From the research we categorized the different properties related to bike parkings, creating custom icons and illustrations to depict each one. An important distinction we created was between Objective Attributes, which describe the bike rack itself, and Subjective Attributes, which come from user reviews.
Every bike rack type would have their own reduced icon. The map pin color represents the average rating users have given to that bike rack.
We played with some decorative illustrations as well to use on social media.
Leveraging the flexibility of Google Maps we customized everything in the map, filtering out the noise, keeping the essential and fine-tuning colors to match the project visual identity.
Our hypothesis was that the main use of the app would be on Mobile, with the user in the streets either looking for a safe place to park or trying to map and review some place he/she found. This led us to use a mobile-first strategy, both for UX and Front-end development, making sure this was the main touchpoint we invested our energies. Although we used web technologies and PWA, ultimately we managed to get it into Google Play Store.
The Play Store screenshots section is a great place to sell the main product’s value propositions:
Education is an important part of this project. Concepts like the types of bike racks are explained in more details with contextualized tooltips.
Building native apps, although they offer the best performance, are very cost-intensive. Using web technologies we found a way to have one single code base while offering a cross-platform and cross-device experience. An emerging technology called PWA caught our attention as a way to bridge the native app experience with the accessibility of the Web.
We use web technology because it’s the most democratic platform ever.
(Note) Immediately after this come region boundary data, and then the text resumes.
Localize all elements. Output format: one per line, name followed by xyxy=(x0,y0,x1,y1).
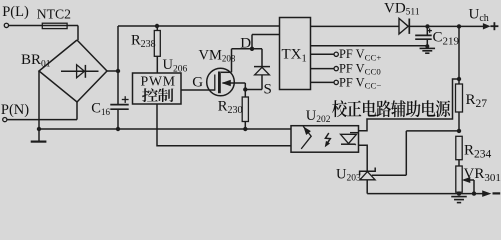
svg-text:NTC2: NTC2 xyxy=(37,6,71,21)
svg-text:D: D xyxy=(240,35,251,51)
svg-text:G: G xyxy=(192,74,203,90)
svg-text:P(L): P(L) xyxy=(2,4,29,20)
svg-text:S: S xyxy=(264,82,272,98)
svg-text:P(N): P(N) xyxy=(1,102,29,118)
svg-text:PWM: PWM xyxy=(141,74,176,89)
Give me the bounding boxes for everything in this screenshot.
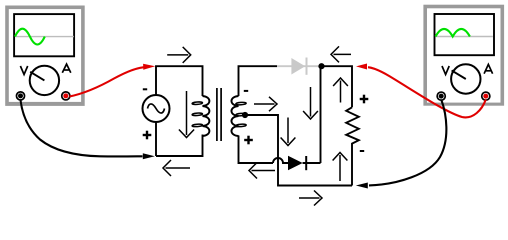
multimeter M1 screen [14,14,74,56]
transformer T1 center tap junction [242,112,248,118]
multimeter M1 label A [62,64,71,73]
wire primary left upper and top [156,66,203,96]
multimeter M1 dial [30,66,59,95]
transformer T1 secondary winding [231,96,246,136]
node junction (diode outputs to load) [318,63,324,69]
load polarity label + [360,95,369,104]
current arrow: D2 branch (down) [303,87,318,119]
wire diode D2 cathode up to node [320,66,322,163]
wire secondary bottom [239,136,274,164]
current arrow: primary coil (down) [179,91,194,138]
multimeter M2 red test lead [356,64,486,118]
current arrow: center tap drop (down) [281,118,296,146]
multimeter M1 red test lead [70,64,156,97]
wire secondary top [239,66,278,96]
current arrow: secondary bottom (left) [249,163,275,179]
AC source polarity label - [143,88,147,90]
current arrow: primary bottom (left) [163,160,190,176]
multimeter M1 (left meter) frame [5,6,85,106]
AC source polarity label + [143,131,152,140]
multimeter M1 screen baseline [16,36,74,38]
current arrow: node top (left) [331,46,351,62]
diode D2 (bottom, conducting) [288,156,321,171]
secondary polarity label - [244,90,248,92]
current arrow: bottom rail (right) [299,191,322,206]
secondary polarity label + [244,136,253,145]
multimeter M2 label V [442,66,449,75]
multimeter M2 red terminal [482,92,490,100]
wire node to load top [322,66,353,107]
resistor R1 (load) [346,107,359,146]
wire center tap to bottom rail [245,115,352,186]
multimeter M2 black terminal [437,92,445,100]
multimeter M1 label V [20,66,27,75]
multimeter M1 red terminal [62,92,70,100]
load polarity label - [360,150,364,152]
multimeter M2 screen baseline [436,36,493,38]
multimeter M1 black test lead [21,100,155,159]
wire crossover hop [273,158,289,163]
multimeter M2 black test lead [356,100,447,189]
multimeter M1 black terminal [16,92,24,100]
diode D1 (top, not conducting, gray) [277,58,321,75]
transformer T1 primary winding [192,96,209,136]
multimeter M2 label A [484,64,493,73]
wire primary left lower [155,122,157,156]
current arrow: load upper (up) [333,78,348,103]
wire primary bottom [156,135,203,157]
current arrow: load lower (up) [333,153,348,182]
multimeter M2 (right meter) frame [423,5,504,106]
current arrow: primary top (right) [167,47,191,63]
wire load bottom [351,146,353,186]
multimeter M2 rectified trace [436,29,470,37]
multimeter M2 dial [451,64,480,93]
AC source V1 [143,95,170,122]
multimeter M1 needle [30,72,44,81]
multimeter M2 screen [435,14,495,55]
transformer T1 core [217,88,221,141]
current arrow: center tap (right) [254,97,277,111]
multimeter M2 needle [452,70,466,79]
multimeter M1 sine wave trace [15,29,45,45]
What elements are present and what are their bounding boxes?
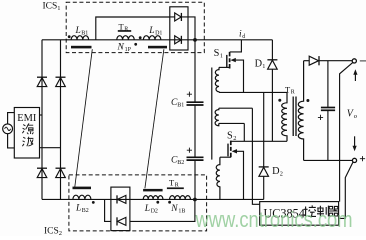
winding T1b (middle) <box>215 108 219 126</box>
svg-text:R: R <box>124 26 128 32</box>
svg-text:2: 2 <box>280 171 283 178</box>
wire riser to top diode <box>96 17 170 40</box>
svg-text:1B: 1B <box>178 208 185 214</box>
svg-text:B1: B1 <box>177 102 184 108</box>
diode D2 branch <box>263 92 265 166</box>
glyph 滤 <box>22 123 33 134</box>
inductor L_B2 <box>73 195 91 199</box>
wire EMI to left bridge leg <box>40 114 43 116</box>
bridge diode top-right <box>56 77 66 86</box>
polarity dot N_1B <box>168 201 171 204</box>
mosfet S1 <box>219 52 244 93</box>
wire bottom rail <box>42 198 264 200</box>
core line middle <box>211 68 213 160</box>
output capacitor <box>321 107 335 109</box>
svg-text:L: L <box>148 26 154 36</box>
node B junction dot <box>193 198 197 202</box>
wire S2 drain line <box>231 140 287 142</box>
wire bottom diode loop left <box>105 199 111 221</box>
wire bottom diode out right to node B <box>130 199 195 221</box>
core coupling diagonal right <box>145 49 164 188</box>
bridge diode bottom-right <box>56 168 66 177</box>
wire secondary top to output <box>304 60 309 62</box>
wire terminal diagonal top <box>340 63 353 202</box>
controller box UC3854 <box>260 202 339 226</box>
polarity dot L_D2 <box>156 201 159 204</box>
diode D1 branch <box>271 40 273 60</box>
output terminal top <box>352 59 356 63</box>
svg-text:L: L <box>75 26 81 36</box>
dashed box ICS2 <box>69 175 207 231</box>
polarity dot L_B1 <box>68 35 71 38</box>
polarity dot L_D1 <box>139 36 142 39</box>
minus mark <box>360 60 366 62</box>
glyph 波 <box>22 137 33 146</box>
inductor L_D1 <box>143 36 160 40</box>
core coupling diagonal left <box>75 49 93 187</box>
diode D_f2 bottom (points right) <box>175 36 182 44</box>
winding T1c (S2 cell) <box>216 157 220 199</box>
AC source V_in <box>3 113 15 148</box>
svg-text:2: 2 <box>233 135 236 142</box>
wire capacitor bus <box>194 40 196 102</box>
wire secondary bottom to output <box>304 159 353 161</box>
svg-text:www.cntronics.com: www.cntronics.com <box>195 207 353 232</box>
arrow V_o up <box>354 74 356 82</box>
svg-text:o: o <box>354 113 358 120</box>
svg-text:N: N <box>117 42 125 52</box>
mosfet S2 <box>220 141 244 200</box>
svg-text:B2: B2 <box>82 208 89 214</box>
plus mark <box>360 156 365 161</box>
node A junction dot <box>193 38 197 42</box>
bridge diode top-left <box>37 77 47 86</box>
wire terminal diagonal bottom <box>339 162 353 218</box>
core bar under L_B1 <box>71 46 92 49</box>
svg-text:B1: B1 <box>81 31 88 37</box>
inductor L_D2 <box>143 196 163 200</box>
diode D_f4 bottom (points left) <box>117 217 126 225</box>
bridge diode bottom-left <box>37 168 47 177</box>
svg-text:ICS2: ICS2 <box>44 226 62 236</box>
diode D_f3 top (points left) <box>117 195 126 203</box>
polarity dot T_R secondary <box>306 99 309 102</box>
capacitor C_B2 <box>187 156 204 158</box>
svg-text:R: R <box>175 183 179 189</box>
dashed box ICS1 <box>66 2 204 52</box>
glyph 制 <box>317 206 328 217</box>
plus output cap <box>318 115 323 120</box>
svg-text:R: R <box>291 89 295 95</box>
transformer T_R secondary winding <box>298 61 303 161</box>
wire S1 drain riser <box>230 40 242 52</box>
polarity dot N_1P <box>134 43 137 46</box>
winding N_1P <box>117 36 134 40</box>
EMI filter box <box>14 108 39 159</box>
wire winding bottom to riser <box>219 122 245 124</box>
wire winding top to riser <box>219 107 253 109</box>
transformer T_R core <box>292 97 294 137</box>
diode box ICS1 <box>170 7 188 50</box>
svg-text:D2: D2 <box>151 208 158 214</box>
inductor L_B1 <box>71 36 88 40</box>
output diode (points right) <box>309 56 318 65</box>
svg-text:1: 1 <box>262 63 265 70</box>
output terminal bottom <box>352 158 356 162</box>
core bar T_R bottom <box>167 187 184 189</box>
capacitor C_B1 <box>187 101 204 103</box>
bridge right leg <box>60 40 62 200</box>
svg-text:ICS1: ICS1 <box>43 2 61 13</box>
diode D_f1 top (points right) <box>175 13 182 21</box>
plus C_B1 <box>187 92 192 97</box>
svg-text:L: L <box>75 203 81 213</box>
transformer core bar T_R top <box>118 30 131 32</box>
core bar under L_D1 <box>148 46 167 49</box>
diode box ICS2 <box>111 187 130 231</box>
polarity dot T_R primary <box>278 99 281 102</box>
svg-text:1P: 1P <box>125 47 132 53</box>
plus C_B2 <box>187 148 192 153</box>
wire W1 to transformer <box>219 91 287 93</box>
wire top rail <box>42 39 272 41</box>
transformer T_R primary winding <box>282 92 287 141</box>
glyph 控 <box>304 205 316 216</box>
wire top diode out to node A <box>188 17 195 40</box>
core bar above L_B2 <box>73 187 92 190</box>
glyph 器 <box>329 206 339 216</box>
svg-text:S: S <box>214 48 220 59</box>
svg-text:N: N <box>170 204 178 214</box>
winding N_1B <box>170 196 191 200</box>
svg-text:L: L <box>144 204 150 214</box>
svg-text:B2: B2 <box>177 160 184 166</box>
winding T1a (S1 cell) <box>215 67 219 92</box>
wire EMI to right bridge leg <box>40 147 61 149</box>
svg-text:D1: D1 <box>155 31 162 37</box>
wire riser coil2 top down to UC box <box>252 108 259 204</box>
wire top diode feed inside box <box>170 16 188 18</box>
core bar above L_D2 <box>143 189 163 192</box>
svg-text:S: S <box>227 130 233 141</box>
output capacitor branch <box>327 61 329 107</box>
arrow V_o down <box>354 136 356 146</box>
svg-text:1: 1 <box>220 53 223 60</box>
svg-text:d: d <box>242 34 245 40</box>
polarity dot L_B2 <box>92 201 95 204</box>
bridge left leg <box>41 40 43 200</box>
wire riser coil2 bottom <box>243 123 245 141</box>
svg-text:EMI: EMI <box>17 113 37 124</box>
We’ve been using modern tools and concepts like Progressive Web Apps to offer great experiences from low-end to high-end Mobile and Desktop devices while still being free of friction.
Since then dozens of people have passed by this project, contributing as they could. As part of a small group of contributors I was responsible for a little bit of everything. Most of the time however has been invested in the UX research and design and front-end development.
Using simple project management and communication tools such as Trello, GitHub and Slack proved to be essential to enable so many people to contribute asynchronously. Making this project Open Source was also a natural choice.
The user experience is focused on exploring the map. Colored pins show where the mapped bike racks are and how they’ve been rated by other users. Hovering on pins shows some basic info, while clicking on it opens a modal with the full detailed view of that place.
Since places have attributes and tags you can use filters to chose the kind of places you prefer. Are you looking only for well reviewed, public, u-racks that are covered from the sun and rain? No problem, here are the results.
Like our source code all the project data is also open. I built a Data Platform for users to easily browser, search and filter through data. Using our data for research or other applications is as easy as clicking the download button, which exports all our data in convenient file format such as CSV or XLS.
To monitor the product metrics I created a dashboard on Google Data Studio, which is automatically synced with our Google Analytics and shows the most important data about any given month activity on the platform.
We made some effort to have a good social media presence as well, both on Facebook and Instagram. Digital Marketing was not the expertise of any of us in the team, so there was a steep learning curve.
We’re very happy that all the work had results! We’ve managed to burst the bubble and expand to all the country, and the engagement numbers are quite good for a project with zero marketing budget.
We also were featured in some cool places: cicloactivist and technology conferences, blogs, podcasts, newsletters and the local press.